Q: What do you share with younger employees and mentees within the company as they start their careers?

Generally, my advice is to not be too narrow in your vision of a potential career path, be open to different opportunities. There are just a limited number of opportunities in entertainment. It does, in many ways, still function on the apprenticeship model, right? There are so many people in entertainment that still start their career as an assistant. And somebody may need to do that, regardless of their degree. It really is for each individual to evaluate what it is you want to do, what you want to accomplish and what you are willing to do to get there. That’s why I kind of urge everyone to try to think as broadly as possible about the potential opportunities and paths that are out there.

Q: What are some considerations for managing a team with diverse people in different locations, and the different ways that they’re coming to the group?

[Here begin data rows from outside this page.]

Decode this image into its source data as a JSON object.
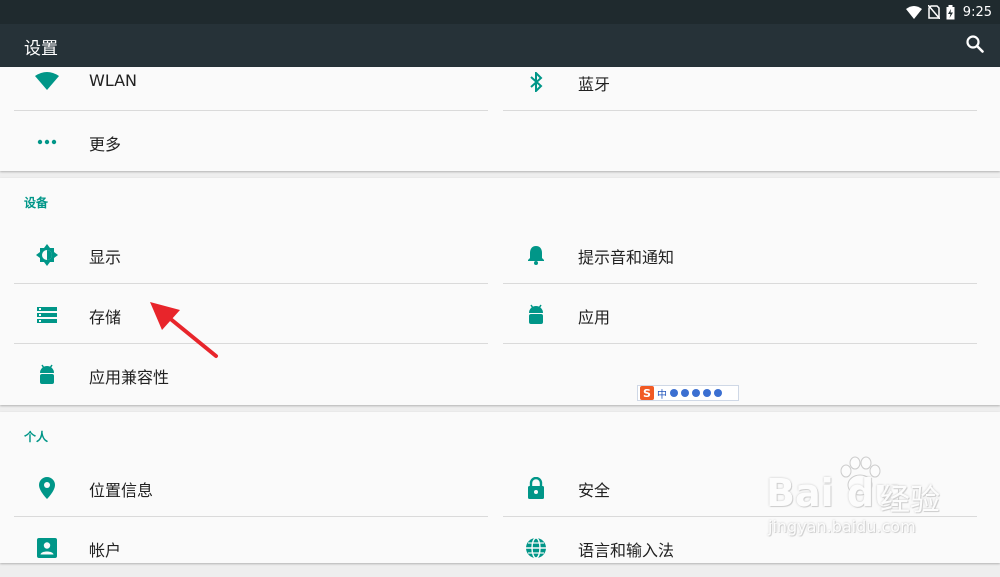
{
  "status_bar": {
    "time": "9:25",
    "icons": [
      "wifi-icon",
      "no-sim-icon",
      "battery-charging-icon"
    ]
  },
  "app_bar": {
    "title": "设置",
    "search_icon": "search-icon"
  },
  "sections": {
    "wireless": {
      "items": [
        {
          "label": "WLAN",
          "icon": "wifi-icon"
        },
        {
          "label": "蓝牙",
          "icon": "bluetooth-icon"
        },
        {
          "label": "更多",
          "icon": "more-icon"
        }
      ]
    },
    "device": {
      "header": "设备",
      "items": [
        {
          "label": "显示",
          "icon": "brightness-icon"
        },
        {
          "label": "提示音和通知",
          "icon": "bell-icon"
        },
        {
          "label": "存储",
          "icon": "storage-icon"
        },
        {
          "label": "应用",
          "icon": "android-icon"
        },
        {
          "label": "应用兼容性",
          "icon": "android-icon"
        }
      ]
    },
    "personal": {
      "header": "个人",
      "items": [
        {
          "label": "位置信息",
          "icon": "location-icon"
        },
        {
          "label": "安全",
          "icon": "lock-icon"
        },
        {
          "label": "帐户",
          "icon": "account-icon"
        },
        {
          "label": "语言和输入法",
          "icon": "globe-icon"
        }
      ]
    }
  },
  "ime_toolbar": {
    "logo": "S",
    "mode": "中"
  },
  "watermark": {
    "brand": "Bai du",
    "cn": "经验",
    "url": "jingyan.baidu.com"
  },
  "colors": {
    "accent": "#009688",
    "app_bar": "#263238",
    "status_bar": "#1f2a2e",
    "arrow": "#e8252b"
  }
}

My honest answer is probably going to seem a little silly, but it’s true. The most important thing — because the team is based in London — is to wake up earlier and to start my day right away. Working internationally requires a lot of flexibility. It is not something you want to do if you’re kind of rigid about your time or your schedule. The other really important thing is, people are people. All people require the same level of understanding and sensitivity and kindness. This is even more important to keep in mind when your team is far away. It can start to feel like people are names on a screen or just a video that you’re speaking to. It was always really important that when the team was in L.A. or I was in London to try to find time with each member of the team, even if just for a coffee or a quick walk to get a couple errands done. Just to have time to talk to people one on one and get to know them.